On Aug 24, 2012, at 6:50 AM, Sašo Kiselkov wrote:
> This is something I've been looking into in the code and my take on your
> proposed points this:
> 1) This requires many and deep changes across much of ZFS's architecture
> (especially the ability to sustain tlvdev failures).
> 2) Most of this can be achieved (except for cache persistency) by
> implementing ARC space reservations for certain types of data.
I think the simple solution of increasing default metadata limit above 1/4 of
arc_max will take care of the vast majority of small system complaints. The
limit is arbitrary and set well before dedupe was delivered.
> The latter has the added benefit of spreading load across all ARC and
> L2ARC resources, so your metaxel device never becomes the sole
> bottleneck and it better embraces the ZFS design philosophy of pooled
> I plan on having a look at implementing cache management policies (which
> would allow for tuning space reservations for metadata/etc. in a
> fine-grained manner without the cruft of having to worry about physical
> cache devices as well).
> On 08/24/2012 03:39 PM, Jim Klimov wrote:
>> Hello all,
>> The idea of dedicated metadata devices (likely SSDs) for ZFS
>> has been generically discussed a number of times on this list,
>> but I don't think I've seen a final proposal that someone would
>> take up for implementation (as a public source code, at least).
>> I'd like to take a liberty of summarizing the ideas I've either
>> seen in discussions or proposed myself on this matter, to see if
>> the overall idea would make sense to gurus of ZFS architecture.
>> So, the assumption was that the performance killer in ZFS at
>> least on smallish deployments (few HDDs and an SSD accelerator),
>> like those in Home-NAS types of boxes, was random IO to lots of
It is a bad idea to make massive investments in development and
testing because of an assumption. Build test cases, prove that the
benefits of the investment can outweigh other alternatives, and then
>> This IMHO includes primarily the block pointer tree
>> and the DDT for those who risked using dedup.
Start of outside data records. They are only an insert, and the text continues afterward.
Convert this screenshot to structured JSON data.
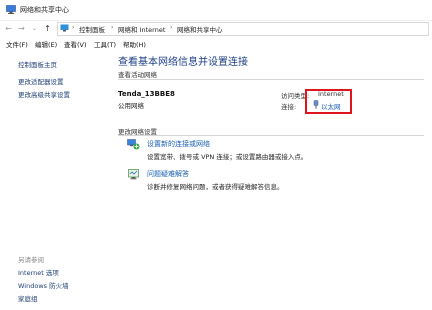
{
  "window": {
    "title": "网络和共享中心"
  },
  "address": {
    "breadcrumbs": [
      "控制面板",
      "网络和 Internet",
      "网络和共享中心"
    ]
  },
  "menu": [
    "文件(F)",
    "编辑(E)",
    "查看(V)",
    "工具(T)",
    "帮助(H)"
  ],
  "sidebar": {
    "links": [
      "控制面板主页",
      "更改适配器设置",
      "更改高级共享设置"
    ],
    "see_also_label": "另请参阅",
    "see_also": [
      "Internet 选项",
      "Windows 防火墙",
      "家庭组"
    ]
  },
  "main": {
    "title": "查看基本网络信息并设置连接",
    "active_networks_heading": "查看活动网络",
    "network": {
      "name": "Tenda_13BBE8",
      "category": "公用网络",
      "access_type_label": "访问类型:",
      "access_type_value": "Internet",
      "connection_label": "连接:",
      "connection_value": "以太网"
    },
    "change_heading": "更改网络设置",
    "tasks": [
      {
        "title": "设置新的连接或网络",
        "desc": "设置宽带、拨号或 VPN 连接；或设置路由器或接入点。",
        "icon": "new-connection-icon"
      },
      {
        "title": "问题疑难解答",
        "desc": "诊断并修复网络问题，或者获得疑难解答信息。",
        "icon": "troubleshoot-icon"
      }
    ]
  },
  "colors": {
    "highlight_box": "#e0141b",
    "link": "#1a5fb4",
    "title": "#1e3f84"
  }
}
I am not sure how
>> frequent is the required read access to other types of metadata
>> (like dataset descriptors, etc.) that the occasional reading and
>> caching won't solve.
>> Another idea was that L2ARC caching might not really cut it
>> for metadata in comparison to a dedicated metadata storage,
>> partly due to the L2ARC becoming empty upon every export/import
>> (boot) and needing to get re-heated.
>> So, here go the highlights of proposal (up for discussion).
>> In short, the idea is to use today's format of the blkptr_t
>> which by default allows to store up to 3 DVA addresses of the
>> block, and many types of metadata use only 2 copies (at least
>> by default). This new feature adds a specially processed
>> TLVDEV in the common DVA address space of the pool, and
>> enforces storage of added third copies for certain types
>> of metadata blocks on these devices. (Limited) Backwards
>> compatibility is quite possible, on-disk format change may
>> be not required. The proposal also addresses some questions
>> that arose in previous discussions, especially about proposals
>> where SSDs would be the only storage for pool's metadata:
>> * What if the dedicated metadata device overflows?
>> * What if the dedicated metadata device breaks?
>> = okay/expected by design, nothing dies.
>> In more detail:
>> 1) Add a special Top-Level VDEV (TLVDEV below) device type (like
>> "cache" and "log" - say, "metaxel" for "metadata accelerator"?),
>> and allow (even encourage) use of mirrored devices and allow
>> expansion (raid0, raid10 and/or separate TLVDEVs) with added
>> singlets/mirrors of such devices.
>> Method of device type definition for the pool is discussable,
>> I'd go with a special attribute (array) or nvlist in the pool
>> descriptor, rather than some special type ID in the ZFS label
>> (backwards compatibility, see point 4 for detailed rationale).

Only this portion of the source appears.